Early on in Gomorrah, Roberto Saviano tells a simple story of a Neopolitan tailor who is watching Angelina Jolie walk down the red carpet at the Academy Awards on TV before he breaks down crying. He then explains that the tailor had worked the expensive white fabric into the suit she was wearing and was told that it was going somewhere special. The man was the world's best tailor, yet he had sewed that suit in an illegal factory on the outskirts of Napoli where all "Made in Italy" comes from. A million photographs of the suit would be taken, it was being worn by one of the world's biggest celebrities and yet know one would ever know the name of who made it.

Enough has been said about the grittiness and realism of this book and the fact that Saviano has been in hiding since the release of this feat of gonzo journalism. However, what i really found staggering, was how well it read as a story. I had been expecting an autobiography, but this could have been fiction somewhere between Hunter S. Thompson and Chuck Palanuik, with its brutal descriptions and sickening human gore before you get slapped across the face with a reminder of how real this is and that this wasn't written in the comfort of his own typewriter.

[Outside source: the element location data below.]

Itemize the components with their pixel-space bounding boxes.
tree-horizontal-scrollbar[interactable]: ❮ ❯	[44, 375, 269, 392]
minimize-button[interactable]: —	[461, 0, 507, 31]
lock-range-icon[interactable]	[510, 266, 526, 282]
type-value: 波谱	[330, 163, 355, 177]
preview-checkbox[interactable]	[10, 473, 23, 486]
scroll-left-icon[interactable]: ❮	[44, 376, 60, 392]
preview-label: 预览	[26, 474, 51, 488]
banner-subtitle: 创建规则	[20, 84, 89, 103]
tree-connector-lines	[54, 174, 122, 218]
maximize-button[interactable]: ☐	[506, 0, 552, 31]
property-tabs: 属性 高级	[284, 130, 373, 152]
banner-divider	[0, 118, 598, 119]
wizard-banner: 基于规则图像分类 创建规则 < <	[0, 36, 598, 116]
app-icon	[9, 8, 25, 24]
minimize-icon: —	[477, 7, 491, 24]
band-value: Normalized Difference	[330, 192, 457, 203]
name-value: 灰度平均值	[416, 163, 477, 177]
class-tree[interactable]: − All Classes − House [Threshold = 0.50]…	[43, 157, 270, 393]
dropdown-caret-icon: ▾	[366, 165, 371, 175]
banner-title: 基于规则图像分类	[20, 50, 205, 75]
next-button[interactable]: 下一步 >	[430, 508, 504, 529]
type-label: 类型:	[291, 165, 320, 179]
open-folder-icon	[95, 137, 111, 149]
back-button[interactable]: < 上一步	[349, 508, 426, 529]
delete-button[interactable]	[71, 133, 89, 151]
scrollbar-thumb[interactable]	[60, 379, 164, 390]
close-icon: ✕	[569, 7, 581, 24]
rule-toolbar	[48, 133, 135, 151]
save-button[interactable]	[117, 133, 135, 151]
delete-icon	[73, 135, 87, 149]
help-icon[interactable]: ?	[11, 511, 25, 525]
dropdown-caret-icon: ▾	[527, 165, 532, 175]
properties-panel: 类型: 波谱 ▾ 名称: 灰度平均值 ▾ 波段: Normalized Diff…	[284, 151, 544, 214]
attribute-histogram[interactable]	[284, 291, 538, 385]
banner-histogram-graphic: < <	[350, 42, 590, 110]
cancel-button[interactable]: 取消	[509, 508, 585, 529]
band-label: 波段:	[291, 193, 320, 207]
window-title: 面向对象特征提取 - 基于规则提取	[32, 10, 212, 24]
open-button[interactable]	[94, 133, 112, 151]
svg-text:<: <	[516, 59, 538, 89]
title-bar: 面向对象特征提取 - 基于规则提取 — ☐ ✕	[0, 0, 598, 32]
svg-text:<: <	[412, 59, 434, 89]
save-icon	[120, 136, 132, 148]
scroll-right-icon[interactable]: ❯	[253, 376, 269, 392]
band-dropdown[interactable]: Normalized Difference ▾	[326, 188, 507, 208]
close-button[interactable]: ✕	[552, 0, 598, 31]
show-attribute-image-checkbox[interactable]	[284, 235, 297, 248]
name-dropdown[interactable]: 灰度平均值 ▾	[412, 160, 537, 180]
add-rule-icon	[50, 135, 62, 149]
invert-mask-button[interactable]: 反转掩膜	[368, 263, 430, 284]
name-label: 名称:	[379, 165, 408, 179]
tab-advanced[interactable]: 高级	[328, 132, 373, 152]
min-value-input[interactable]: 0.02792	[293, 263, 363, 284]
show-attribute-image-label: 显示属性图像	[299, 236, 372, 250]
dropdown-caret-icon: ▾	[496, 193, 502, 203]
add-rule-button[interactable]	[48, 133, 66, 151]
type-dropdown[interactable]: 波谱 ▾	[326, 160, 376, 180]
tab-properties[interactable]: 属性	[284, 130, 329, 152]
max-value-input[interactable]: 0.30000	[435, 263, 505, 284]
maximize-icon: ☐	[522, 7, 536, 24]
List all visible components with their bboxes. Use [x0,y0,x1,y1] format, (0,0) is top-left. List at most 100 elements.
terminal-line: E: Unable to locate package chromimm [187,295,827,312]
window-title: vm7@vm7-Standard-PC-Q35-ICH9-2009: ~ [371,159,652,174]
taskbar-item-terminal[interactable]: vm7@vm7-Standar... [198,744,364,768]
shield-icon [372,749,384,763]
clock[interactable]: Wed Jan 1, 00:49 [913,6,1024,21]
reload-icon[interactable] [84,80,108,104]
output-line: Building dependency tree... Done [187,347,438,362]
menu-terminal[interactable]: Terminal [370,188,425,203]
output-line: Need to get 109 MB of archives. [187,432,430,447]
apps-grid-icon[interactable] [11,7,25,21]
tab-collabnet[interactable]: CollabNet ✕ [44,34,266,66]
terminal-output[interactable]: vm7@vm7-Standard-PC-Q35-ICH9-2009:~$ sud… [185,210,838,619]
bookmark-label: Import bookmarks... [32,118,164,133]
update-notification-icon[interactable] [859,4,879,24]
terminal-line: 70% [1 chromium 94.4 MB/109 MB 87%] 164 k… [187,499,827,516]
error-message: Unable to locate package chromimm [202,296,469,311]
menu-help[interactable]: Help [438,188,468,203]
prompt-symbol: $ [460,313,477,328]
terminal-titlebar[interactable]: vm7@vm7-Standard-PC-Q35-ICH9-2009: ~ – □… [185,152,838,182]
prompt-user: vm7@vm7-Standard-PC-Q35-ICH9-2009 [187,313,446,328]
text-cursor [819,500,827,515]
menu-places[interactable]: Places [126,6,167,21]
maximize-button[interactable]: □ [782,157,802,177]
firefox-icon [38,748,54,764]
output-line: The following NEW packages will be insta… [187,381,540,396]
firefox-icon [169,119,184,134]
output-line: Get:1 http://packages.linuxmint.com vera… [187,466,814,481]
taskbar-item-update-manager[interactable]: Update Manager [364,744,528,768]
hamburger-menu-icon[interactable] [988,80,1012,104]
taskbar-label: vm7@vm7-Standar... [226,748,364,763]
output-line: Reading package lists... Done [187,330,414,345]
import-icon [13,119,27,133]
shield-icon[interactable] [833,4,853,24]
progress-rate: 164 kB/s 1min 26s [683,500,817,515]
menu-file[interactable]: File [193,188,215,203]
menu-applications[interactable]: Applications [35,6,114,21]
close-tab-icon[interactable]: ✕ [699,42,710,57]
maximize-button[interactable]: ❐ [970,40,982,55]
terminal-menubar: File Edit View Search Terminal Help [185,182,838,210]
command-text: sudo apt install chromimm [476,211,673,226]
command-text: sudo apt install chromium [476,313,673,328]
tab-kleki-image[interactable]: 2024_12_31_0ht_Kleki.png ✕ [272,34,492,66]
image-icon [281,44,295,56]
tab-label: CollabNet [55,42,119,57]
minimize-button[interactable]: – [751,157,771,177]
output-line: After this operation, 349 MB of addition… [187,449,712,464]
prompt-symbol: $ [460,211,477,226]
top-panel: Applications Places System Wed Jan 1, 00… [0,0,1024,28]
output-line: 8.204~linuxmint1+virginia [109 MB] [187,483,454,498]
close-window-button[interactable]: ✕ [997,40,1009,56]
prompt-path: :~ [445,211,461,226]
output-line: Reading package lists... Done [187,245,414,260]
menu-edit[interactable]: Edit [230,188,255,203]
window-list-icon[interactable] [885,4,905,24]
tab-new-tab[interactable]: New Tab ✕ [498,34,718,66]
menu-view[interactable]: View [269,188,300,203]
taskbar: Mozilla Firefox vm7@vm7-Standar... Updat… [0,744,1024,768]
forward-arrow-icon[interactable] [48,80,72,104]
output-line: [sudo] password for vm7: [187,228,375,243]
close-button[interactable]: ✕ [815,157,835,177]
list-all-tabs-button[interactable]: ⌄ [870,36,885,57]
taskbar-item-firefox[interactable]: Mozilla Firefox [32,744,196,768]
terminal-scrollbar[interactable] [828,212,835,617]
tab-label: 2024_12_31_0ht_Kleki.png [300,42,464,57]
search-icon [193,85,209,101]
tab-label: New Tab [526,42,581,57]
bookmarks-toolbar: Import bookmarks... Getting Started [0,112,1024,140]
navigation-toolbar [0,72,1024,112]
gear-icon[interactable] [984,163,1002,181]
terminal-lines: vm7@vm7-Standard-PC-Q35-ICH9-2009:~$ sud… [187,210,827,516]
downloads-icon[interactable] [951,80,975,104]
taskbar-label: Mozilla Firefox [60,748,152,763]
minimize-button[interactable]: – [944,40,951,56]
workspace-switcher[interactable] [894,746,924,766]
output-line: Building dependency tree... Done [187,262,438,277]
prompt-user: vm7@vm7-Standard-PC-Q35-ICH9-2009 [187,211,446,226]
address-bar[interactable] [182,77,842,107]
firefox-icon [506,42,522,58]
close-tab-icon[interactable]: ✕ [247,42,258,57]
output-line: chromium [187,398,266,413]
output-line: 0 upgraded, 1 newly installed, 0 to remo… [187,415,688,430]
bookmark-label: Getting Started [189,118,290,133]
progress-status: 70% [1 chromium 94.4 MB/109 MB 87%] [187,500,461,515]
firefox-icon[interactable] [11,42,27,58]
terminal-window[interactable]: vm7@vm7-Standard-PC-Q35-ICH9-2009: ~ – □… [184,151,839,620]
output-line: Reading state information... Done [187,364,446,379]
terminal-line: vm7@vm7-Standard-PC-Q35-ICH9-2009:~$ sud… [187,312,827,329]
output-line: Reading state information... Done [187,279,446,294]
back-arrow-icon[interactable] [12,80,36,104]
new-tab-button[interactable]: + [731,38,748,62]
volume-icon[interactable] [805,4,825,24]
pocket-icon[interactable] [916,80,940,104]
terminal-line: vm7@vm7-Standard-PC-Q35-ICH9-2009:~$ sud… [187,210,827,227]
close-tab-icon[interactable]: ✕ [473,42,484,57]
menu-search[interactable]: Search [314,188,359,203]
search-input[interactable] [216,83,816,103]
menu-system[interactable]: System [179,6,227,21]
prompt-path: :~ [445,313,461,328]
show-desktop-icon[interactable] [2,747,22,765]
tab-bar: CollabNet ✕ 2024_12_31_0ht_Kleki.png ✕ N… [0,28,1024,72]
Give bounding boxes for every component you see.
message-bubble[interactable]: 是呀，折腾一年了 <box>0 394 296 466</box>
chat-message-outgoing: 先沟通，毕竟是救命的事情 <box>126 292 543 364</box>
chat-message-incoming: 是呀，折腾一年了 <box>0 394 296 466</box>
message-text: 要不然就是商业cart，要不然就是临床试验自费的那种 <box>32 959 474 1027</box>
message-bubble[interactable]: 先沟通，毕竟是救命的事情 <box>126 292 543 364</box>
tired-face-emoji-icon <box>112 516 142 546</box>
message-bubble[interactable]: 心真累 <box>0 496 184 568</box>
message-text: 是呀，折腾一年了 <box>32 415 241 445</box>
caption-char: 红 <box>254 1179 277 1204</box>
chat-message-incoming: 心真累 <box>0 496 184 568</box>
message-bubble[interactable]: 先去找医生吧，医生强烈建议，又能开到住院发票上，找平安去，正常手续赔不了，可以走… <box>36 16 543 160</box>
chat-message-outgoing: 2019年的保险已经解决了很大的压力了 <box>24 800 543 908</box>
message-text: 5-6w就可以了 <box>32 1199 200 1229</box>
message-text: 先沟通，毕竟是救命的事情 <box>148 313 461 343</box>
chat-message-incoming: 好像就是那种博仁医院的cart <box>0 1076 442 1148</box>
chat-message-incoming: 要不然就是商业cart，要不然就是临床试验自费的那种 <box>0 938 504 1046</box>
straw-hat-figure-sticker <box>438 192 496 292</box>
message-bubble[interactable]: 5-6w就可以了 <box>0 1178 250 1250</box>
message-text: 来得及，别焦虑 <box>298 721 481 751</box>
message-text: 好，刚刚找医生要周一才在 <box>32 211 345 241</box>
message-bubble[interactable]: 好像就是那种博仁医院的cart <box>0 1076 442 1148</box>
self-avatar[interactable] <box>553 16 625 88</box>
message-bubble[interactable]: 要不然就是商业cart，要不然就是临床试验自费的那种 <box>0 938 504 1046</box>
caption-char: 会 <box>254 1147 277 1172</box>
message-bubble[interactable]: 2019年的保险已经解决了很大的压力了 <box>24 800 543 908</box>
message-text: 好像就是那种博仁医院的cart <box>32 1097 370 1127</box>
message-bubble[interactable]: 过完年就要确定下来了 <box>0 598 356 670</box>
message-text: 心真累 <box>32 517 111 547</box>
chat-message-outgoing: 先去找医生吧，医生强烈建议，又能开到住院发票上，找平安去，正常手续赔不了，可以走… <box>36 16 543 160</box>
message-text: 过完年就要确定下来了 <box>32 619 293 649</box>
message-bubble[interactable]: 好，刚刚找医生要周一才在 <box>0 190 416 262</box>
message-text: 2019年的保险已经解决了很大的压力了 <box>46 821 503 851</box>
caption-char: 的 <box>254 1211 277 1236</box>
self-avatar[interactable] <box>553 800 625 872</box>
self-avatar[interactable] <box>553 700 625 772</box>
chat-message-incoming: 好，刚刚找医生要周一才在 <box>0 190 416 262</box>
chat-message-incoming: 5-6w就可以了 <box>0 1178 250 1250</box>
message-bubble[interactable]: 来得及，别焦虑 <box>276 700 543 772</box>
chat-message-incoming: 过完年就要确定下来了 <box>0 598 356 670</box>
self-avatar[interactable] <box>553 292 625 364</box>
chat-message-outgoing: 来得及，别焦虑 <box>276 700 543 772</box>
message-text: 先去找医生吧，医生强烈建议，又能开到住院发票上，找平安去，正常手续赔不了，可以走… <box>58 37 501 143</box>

The tagline on the international addition, "Italy's Other Mafia" almost makes the book seem comical and solely included to differentiate the characters from those of La Cosa Nostra (Sicilian Mafia), popularised by much American Gangster fiction. However this book doesn't fit into that world, there isn't anything operatic about Saviano's account.

Gomorrah is set in the trenches, with no black and white. Saviano is quick to explain that there is no conscious separation, no distinction between Mafia and not Mafia. Even names such as Camorra serve the media more than the people, who for them, this is just the world and all they know.

There is no glamour in this book, you want connect with its characters and you certainly won't like any of them, you definitely won't enjoy the concrete industrial settings of polluted ports or run down factories. Still, you must read this book, for it is the type of eye opener we all just may need.